Em um lote de oito bezerros mestiços Girolandos de 4 a 8 meses de idade, com boa condição corporal, morreram três animais num período de 12 dias. Esses eram criados em regime extensivo, alojados em piquetes ricos em matéria orgânica adjacentes ao curral e nunca haviam sido vacinados contra clostridioses. Segundo informações do proprietário, os animais acometidos apresentaram manqueira, seguida de decúbito esternal, depressão e morreram entre 24 e 48 horas. Um animal foi encaminhado para o Hospital Veterinário da Escola de Veterinária da UFMG e foi submetido à necropsia aproximadamente três horas após a morte. Fragmento da musculatura lesada foi preservado em um recipiente contendo formol tamponado a 10% e encaminhado para a histologia rotineira de inclusão em parafina (LUNA, 1968). Secções de 5mm foram obtidas para a coloração de hematoxilina-eosina (LUNA, 1968). Fragmento adicional foi assepticamente coletado e submetido sob refrigeração ao Laboratório de Anaeróbios da Escola de Veterinária da UFMG, Belo Horizonte, Minas Gerais, Brasil. O mesmo foi assepticamente semeado em ágar sangue e incubado a 37°C em condições de aerobiose e anaerobiose por 48 horas. Impressões do tecido foram coradas pelo Gram e examinados por uma técnica de IFD como previamente descrito por ASSIS et al., (2001), usando conjugados anti-C. chauvoei, C. septicum, C. sordellii, C. novyi tipo A e C. perfringens tipo A produzidos por ASSIS et al., (2001). Amostras de referência de C. chauvoei (ATCC 10092), C. septicum (ATCC 12464), C. sordellii (ATCC 9764), C. novyi tipo A (ATCC 19402) e C. perfringens tipo A (ATCC 3624), foram usadas como controle em cada preparação. Cultura pura obtida em atmosfera de anaerobiose foi processada por uma técnica de PCR para o gene que codifica a subunidade 16S rRNA de C. chauvoei conforme a metodologia descrita por UZAL et al (2003b). Para avaliar a especificidade dos iniciadores de C. chauvoei, utilizaram-se extratos de DNA provenientes de amostras de referência de C. septicum (ATCC 12464), C. sordellii (ATCC 9764), C. novyi tipo A (ATCC 19402) e C. perfringens tipo A (ATCC 3624). Como controle positivo de C. chauvoei, foi utilizado extrato de DNA obtido da amostra ATCC 10092, e como controle negativo utilizaram-se os reagentes da PCR sem extratos de DNA.

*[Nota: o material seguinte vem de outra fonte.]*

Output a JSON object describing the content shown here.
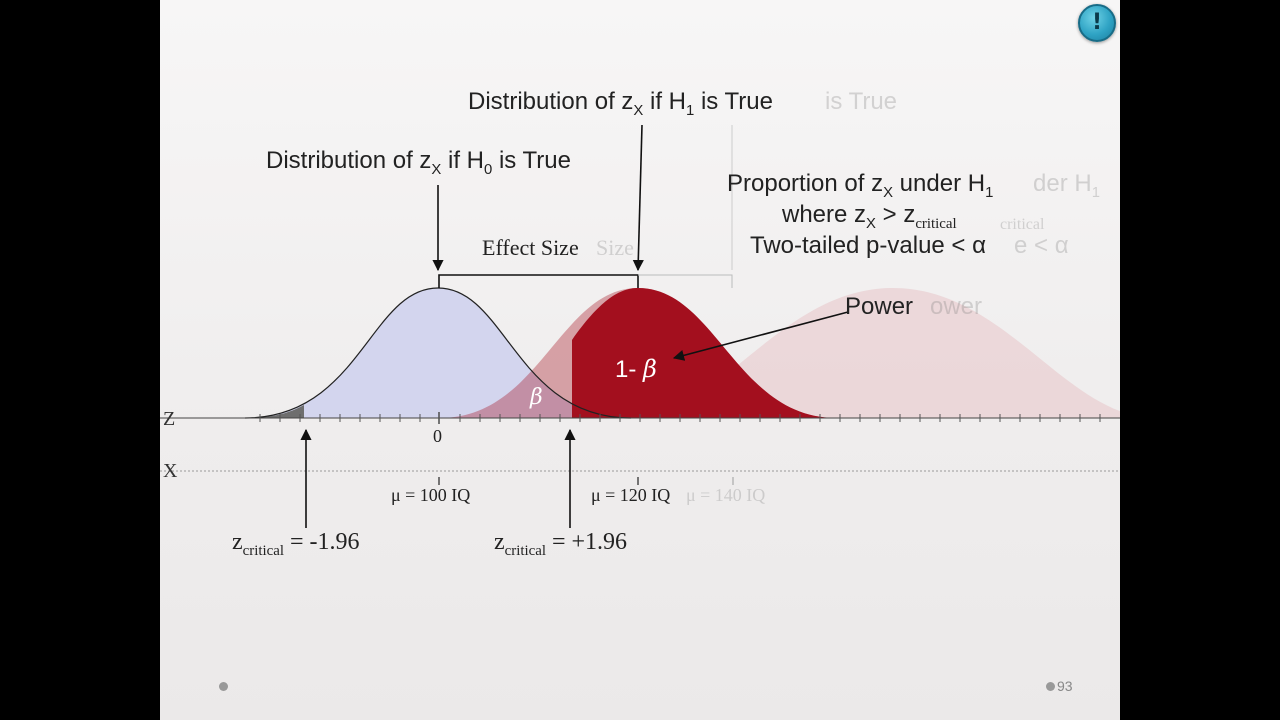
{
  "labels": {
    "h0_prefix": "Distribution of z",
    "h0_sub": "X",
    "h0_suffix": " if H",
    "h0_sub2": "0",
    "h0_end": " is True",
    "h1_prefix": "Distribution of z",
    "h1_sub": "X",
    "h1_suffix": " if H",
    "h1_sub2": "1",
    "h1_end": " is True",
    "ghost_is_true": "is True",
    "prop_line1_a": "Proportion of z",
    "prop_line1_sub": "X",
    "prop_line1_b": " under H",
    "prop_line1_sub2": "1",
    "ghost_der": "der H",
    "ghost_der_sub": "1",
    "prop_line2_a": "where z",
    "prop_line2_sub": "X",
    "prop_line2_b": " > z",
    "prop_line2_sub2": "critical",
    "ghost_critical": "critical",
    "prop_line3": "Two-tailed p-value < α",
    "ghost_lt_alpha": "e < α",
    "effect_size": "Effect Size",
    "ghost_size": "Size",
    "power": "Power",
    "ghost_power": "ower",
    "beta": "β",
    "one_minus_beta_a": "1- ",
    "one_minus_beta_b": "β",
    "axis_z": "Z",
    "axis_x": "X",
    "zero": "0",
    "mu100": "μ = 100 IQ",
    "mu120": "μ = 120 IQ",
    "mu140_ghost": "μ = 140 IQ",
    "zcrit_left_a": "z",
    "zcrit_left_sub": "critical",
    "zcrit_left_b": " = -1.96",
    "zcrit_right_a": "z",
    "zcrit_right_sub": "critical",
    "zcrit_right_b": " = +1.96",
    "info_icon": "!",
    "page_number": "93"
  },
  "colors": {
    "h0_fill": "#d3d5ee",
    "h1_fill": "#a30f1e",
    "tail_fill": "#6e6e6e",
    "ghost_fill": "#e8c4c8"
  }
}
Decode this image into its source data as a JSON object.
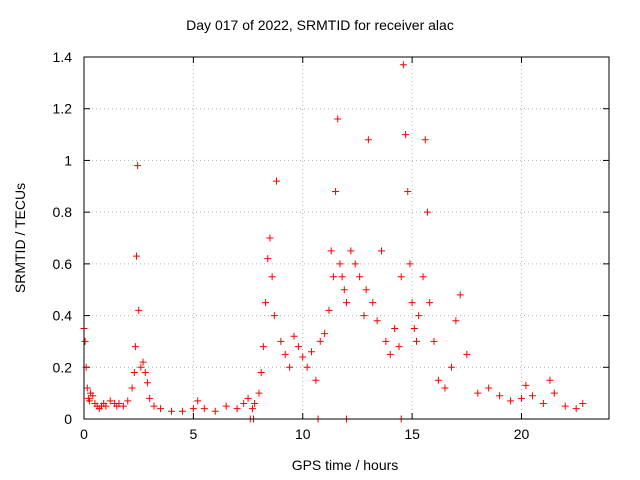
{
  "chart_data": {
    "type": "scatter",
    "title": "Day 017 of 2022, SRMTID for receiver alac",
    "xlabel": "GPS time / hours",
    "ylabel": "SRMTID / TECUs",
    "xlim": [
      0,
      24
    ],
    "ylim": [
      0,
      1.4
    ],
    "xticks": [
      0,
      5,
      10,
      15,
      20
    ],
    "yticks": [
      0,
      0.2,
      0.4,
      0.6,
      0.8,
      1,
      1.2,
      1.4
    ],
    "ytick_labels": [
      "0",
      "0.2",
      "0.4",
      "0.6",
      "0.8",
      "1",
      "1.2",
      "1.4"
    ],
    "grid": true,
    "marker": "+",
    "color": "#ff0000",
    "series": [
      {
        "name": "SRMTID",
        "x": [
          0.0,
          0.05,
          0.1,
          0.15,
          0.2,
          0.25,
          0.3,
          0.4,
          0.5,
          0.6,
          0.7,
          0.8,
          0.9,
          1.0,
          1.2,
          1.4,
          1.5,
          1.6,
          1.8,
          2.0,
          2.2,
          2.3,
          2.35,
          2.4,
          2.45,
          2.5,
          2.6,
          2.7,
          2.8,
          2.9,
          3.0,
          3.2,
          3.5,
          4.0,
          4.5,
          5.0,
          5.2,
          5.5,
          6.0,
          6.5,
          7.0,
          7.3,
          7.5,
          7.7,
          7.8,
          8.0,
          8.1,
          8.2,
          8.3,
          8.4,
          8.5,
          8.6,
          8.7,
          8.8,
          9.0,
          9.2,
          9.4,
          9.6,
          9.8,
          10.0,
          10.2,
          10.4,
          10.6,
          10.8,
          11.0,
          11.2,
          11.3,
          11.4,
          11.5,
          11.6,
          11.7,
          11.8,
          11.9,
          12.0,
          12.2,
          12.4,
          12.6,
          12.8,
          12.9,
          13.0,
          13.2,
          13.4,
          13.6,
          13.8,
          14.0,
          14.2,
          14.4,
          14.5,
          14.6,
          14.7,
          14.8,
          14.9,
          15.0,
          15.1,
          15.2,
          15.3,
          15.5,
          15.6,
          15.7,
          15.8,
          16.0,
          16.2,
          16.5,
          16.8,
          17.0,
          17.2,
          17.5,
          18.0,
          18.5,
          19.0,
          19.5,
          20.0,
          20.2,
          20.5,
          21.0,
          21.3,
          21.5,
          22.0,
          22.5,
          22.8
        ],
        "y": [
          0.35,
          0.3,
          0.2,
          0.12,
          0.08,
          0.07,
          0.1,
          0.09,
          0.06,
          0.05,
          0.04,
          0.05,
          0.06,
          0.05,
          0.07,
          0.06,
          0.05,
          0.06,
          0.05,
          0.07,
          0.12,
          0.18,
          0.28,
          0.63,
          0.98,
          0.42,
          0.2,
          0.22,
          0.18,
          0.14,
          0.08,
          0.05,
          0.04,
          0.03,
          0.03,
          0.04,
          0.07,
          0.04,
          0.03,
          0.05,
          0.04,
          0.06,
          0.08,
          0.04,
          0.06,
          0.1,
          0.18,
          0.28,
          0.45,
          0.62,
          0.7,
          0.55,
          0.4,
          0.92,
          0.3,
          0.25,
          0.2,
          0.32,
          0.28,
          0.24,
          0.2,
          0.26,
          0.15,
          0.3,
          0.33,
          0.42,
          0.65,
          0.55,
          0.88,
          1.16,
          0.6,
          0.55,
          0.5,
          0.45,
          0.65,
          0.6,
          0.55,
          0.4,
          0.5,
          1.08,
          0.45,
          0.38,
          0.65,
          0.3,
          0.25,
          0.35,
          0.28,
          0.55,
          1.37,
          1.1,
          0.88,
          0.6,
          0.45,
          0.35,
          0.3,
          0.4,
          0.55,
          1.08,
          0.8,
          0.45,
          0.3,
          0.15,
          0.12,
          0.2,
          0.38,
          0.48,
          0.25,
          0.1,
          0.12,
          0.09,
          0.07,
          0.08,
          0.13,
          0.09,
          0.06,
          0.15,
          0.1,
          0.05,
          0.04,
          0.06
        ],
        "zero_marks_x": [
          7.6,
          7.75,
          10.7,
          12.0,
          14.5
        ]
      }
    ]
  }
}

À necropsia, observou-se tumefação das grandes massas musculares do membro posterior direito, com crepitação à palpação. Não existiam feridas cutâneas. Ao corte dessa região, verificou-se presença de líquido sero-sanguinolento, musculatura de coloração vermelho enegrecida, com desorganização das fibras e aspecto de desvitalização. Não foi observada lesão cardíaca. O exame histopatológico revelou a presença de moderado infiltrado inflamatório de células mononucleares e focos de degeneração vacuolar e hialina das fibras musculares, que às vezes apresentaram-se fragmentadas e com perda da estriação. Estas alterações estavam associadas com extensas áreas de edema intersticial e hemorragia. Verificou-se ainda presença difusa de bastonetes basofílicos entre os feixes musculares. Observaram-se nas impressões do tecido, bastonetes Gram positivos, pleomórficos, esporulados ou não, identificados como C. chauvoei pela técnica de IFD. Cada amostra controle foi corada apenas pelo conjugado correspondente. Cultura pura de bastonetes Gram positivos com a mesma morfologia descrita acima foi obtida a partir do fragmento da musculatura lesada incubado em anaerobiose. C. chauvoei foi também identificado pela PCR a partir do isolado, e nenhuma reação cruzada foi observada a partir dos extratos de DNA dos outros clostrídios (Figura 1). Não houve crescimento em aerobiose.
Com base no histórico, sinais clínicos, achados de necropsia, histopatológicos e microbiológicos, permitiu-se firmar o diagnóstico de carbúnculo sintomático. IFD, em impressões obtidas diretamente do espécime clínico suspeito, é o critério considerado suficiente para o diagnóstico definitivo de mionecroses (STERNE & BATTY, 1975). Além disso, a técnica de PCR confirmou o diagnóstico de carbúnculo sintomático.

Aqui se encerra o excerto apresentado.